John Waggle, an employee in the housekeeping department of Doctors Hospital, is completing pre-requisites to become a physical therapist. With the hospital's help, he can afford the reference books, otherwise he could not have continued school.
Krissy and John are two of the 14 employees taking advantage of a new program, Partners in Education, for employees who are not managers or licensed professionals at Doctors Hospital, a 73-bed acute care facility with 372 employees in the Northern California town of Manteca (population 40,000). The program was instigated by the hospital's CEO, Rich Robinson, who was bothered by the fact that lower-paid staff weren't using the educational benefits to which they were entitled as employees.
Robinson was convinced that something was keeping them from taking advantage of the rich educational benefits package offered by the hospital. In April 1992, he hired Terrence Gray to be the hospital's director of human resources. Gray came from a facility owned by National Medical Enterprises (NME), which also owns Doctors Hospital. His first assignment was to find out why employees weren't pursuing schooling that could open the door to better paying health-care jobs, then use the information to design a program to encourage employees to get the education required to become professionals.
Here's what Gray found:
A woman with two young children works full time in the hospital's housekeeping department, making $8.00 an hour. During the day, the employee's mother watches the children, but the woman doesn't feel right asking her mother to watch the kids at night too. To go to school, the employee would have to pay $504 for child care over 18 weeks of a course semester. Also, the costs of reference books, supplies, tuition, an I.D. card, parking, health fees and text books would be $263. Most of the costs associated with tuition would be reimbursed when the employee finished the course. But many employees earning $8.00 an hour do not have the money to invest upfront.
Gray formed a committee of 15 nonmanagerial and nonlicensed employees to address the obtacles that prevented employees from seeking education. Not only did employees worry about child-care expenses, but they also were concerned about being able to take courses at convenient times, about not losing their current salary and benefits if they had to work part time and go to school, and about obtaining the information pertinent to their chosen careers.
The Partners In Education program addresses these concerns by providing tuition assistance when employees enroll, loans for child care and information about health-care careers and educational programs available in the area. Each year, a limited number of employees may qualify to attend classes and work part time while maintaining full-time benefits and salary.

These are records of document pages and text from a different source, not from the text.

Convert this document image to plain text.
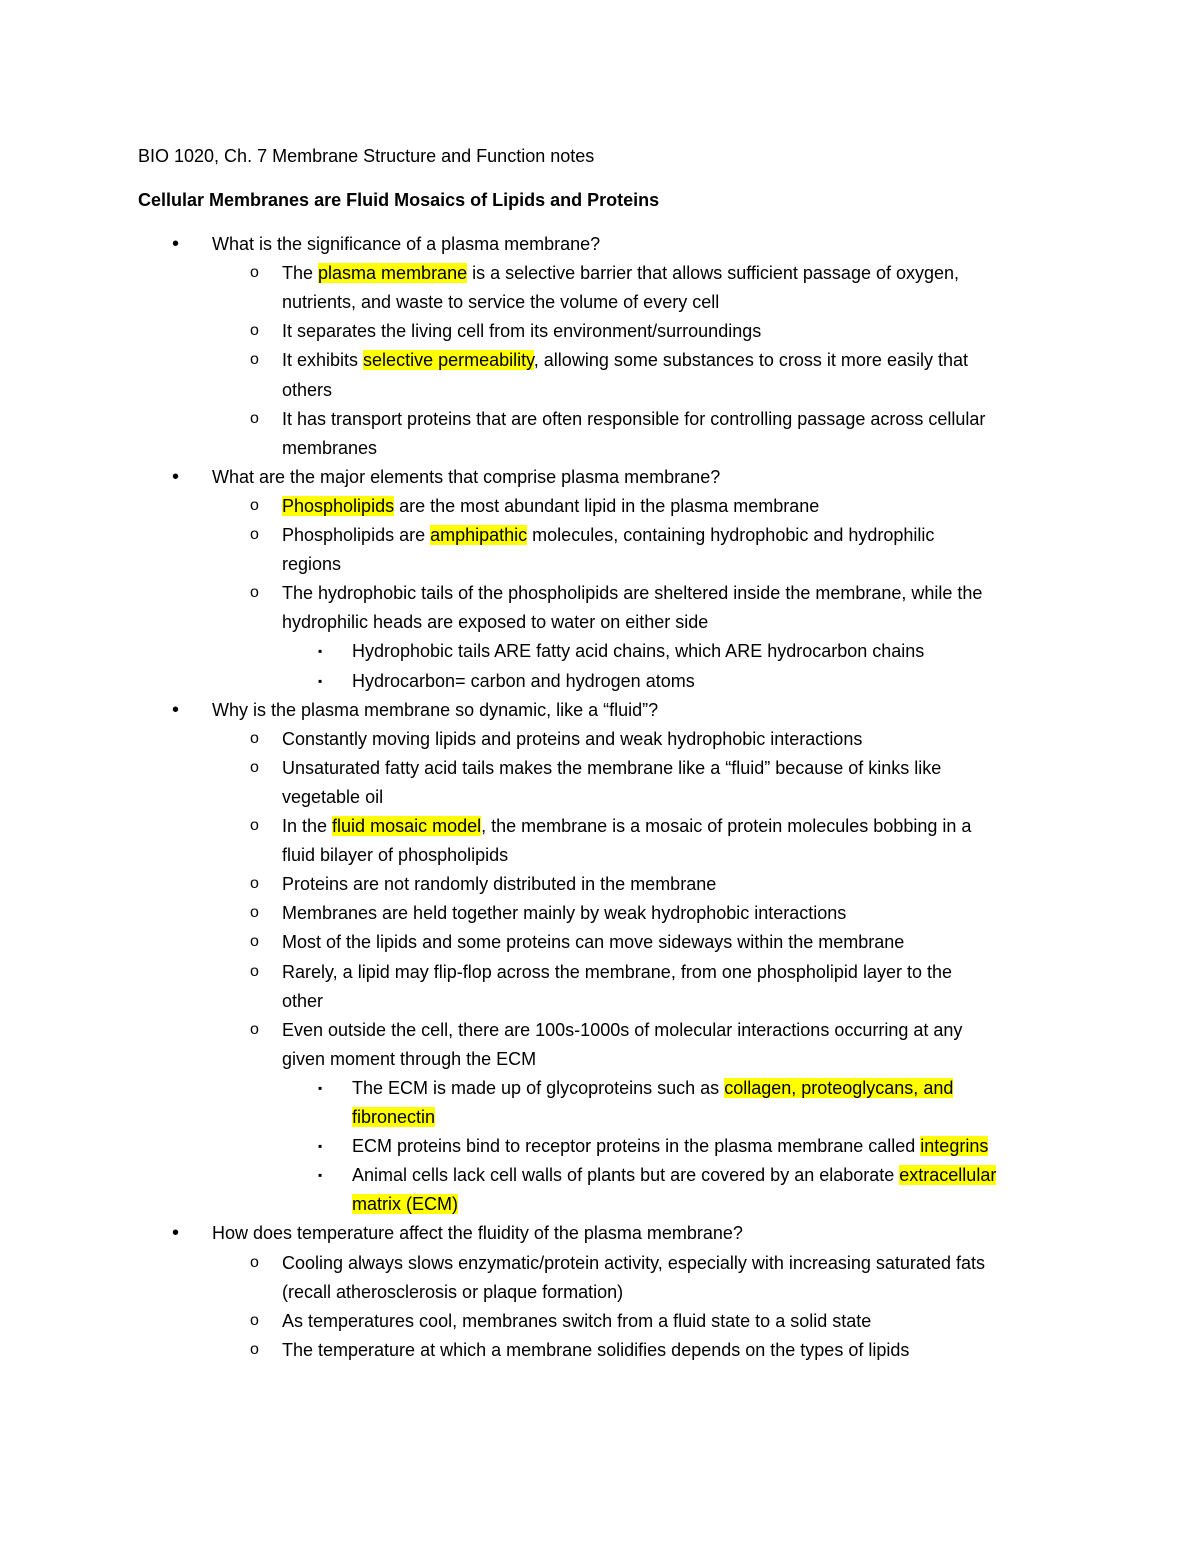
BIO 1020, Ch. 7 Membrane Structure and Function notes
Cellular Membranes are Fluid Mosaics of Lipids and Proteins
• What is the significance of a plasma membrane?
o The plasma membrane is a selective barrier that allows sufficient passage of oxygen,
nutrients, and waste to service the volume of every cell
o It separates the living cell from its environment/surroundings
o It exhibits selective permeability, allowing some substances to cross it more easily that
others
o It has transport proteins that are often responsible for controlling passage across cellular
membranes
• What are the major elements that comprise plasma membrane?
o Phospholipids are the most abundant lipid in the plasma membrane
o Phospholipids are amphipathic molecules, containing hydrophobic and hydrophilic
regions
o The hydrophobic tails of the phospholipids are sheltered inside the membrane, while the
hydrophilic heads are exposed to water on either side
▪ Hydrophobic tails ARE fatty acid chains, which ARE hydrocarbon chains
▪ Hydrocarbon= carbon and hydrogen atoms
• Why is the plasma membrane so dynamic, like a “fluid”?
o Constantly moving lipids and proteins and weak hydrophobic interactions
o Unsaturated fatty acid tails makes the membrane like a “fluid” because of kinks like
vegetable oil
o In the fluid mosaic model, the membrane is a mosaic of protein molecules bobbing in a
fluid bilayer of phospholipids
o Proteins are not randomly distributed in the membrane
o Membranes are held together mainly by weak hydrophobic interactions
o Most of the lipids and some proteins can move sideways within the membrane
o Rarely, a lipid may flip-flop across the membrane, from one phospholipid layer to the
other
o Even outside the cell, there are 100s-1000s of molecular interactions occurring at any
given moment through the ECM
▪ The ECM is made up of glycoproteins such as collagen, proteoglycans, and
fibronectin
▪ ECM proteins bind to receptor proteins in the plasma membrane called integrins
▪ Animal cells lack cell walls of plants but are covered by an elaborate extracellular
matrix (ECM)
• How does temperature affect the fluidity of the plasma membrane?
o Cooling always slows enzymatic/protein activity, especially with increasing saturated fats
(recall atherosclerosis or plaque formation)
o As temperatures cool, membranes switch from a fluid state to a solid state
o The temperature at which a membrane solidifies depends on the types of lipids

A standing committee reviews the program applications, interviews candidates and submits recommendations regarding program acceptance. Gray is ultimately responsible for program administration, but the committee serves as a resource to those who want information on career planning or a specific career path. Employees who are accepted into the partners program must sign promissory notes and provide proof of class enrollment. They agree to pay back the money advanced if they fail to complete the course or program of study, or if they leave the hospital within six months after completing their schooling. All loans, including those for child care, are forgiven upon satisfactory course completion and six months additional service. So far, no one has defaulted on a note.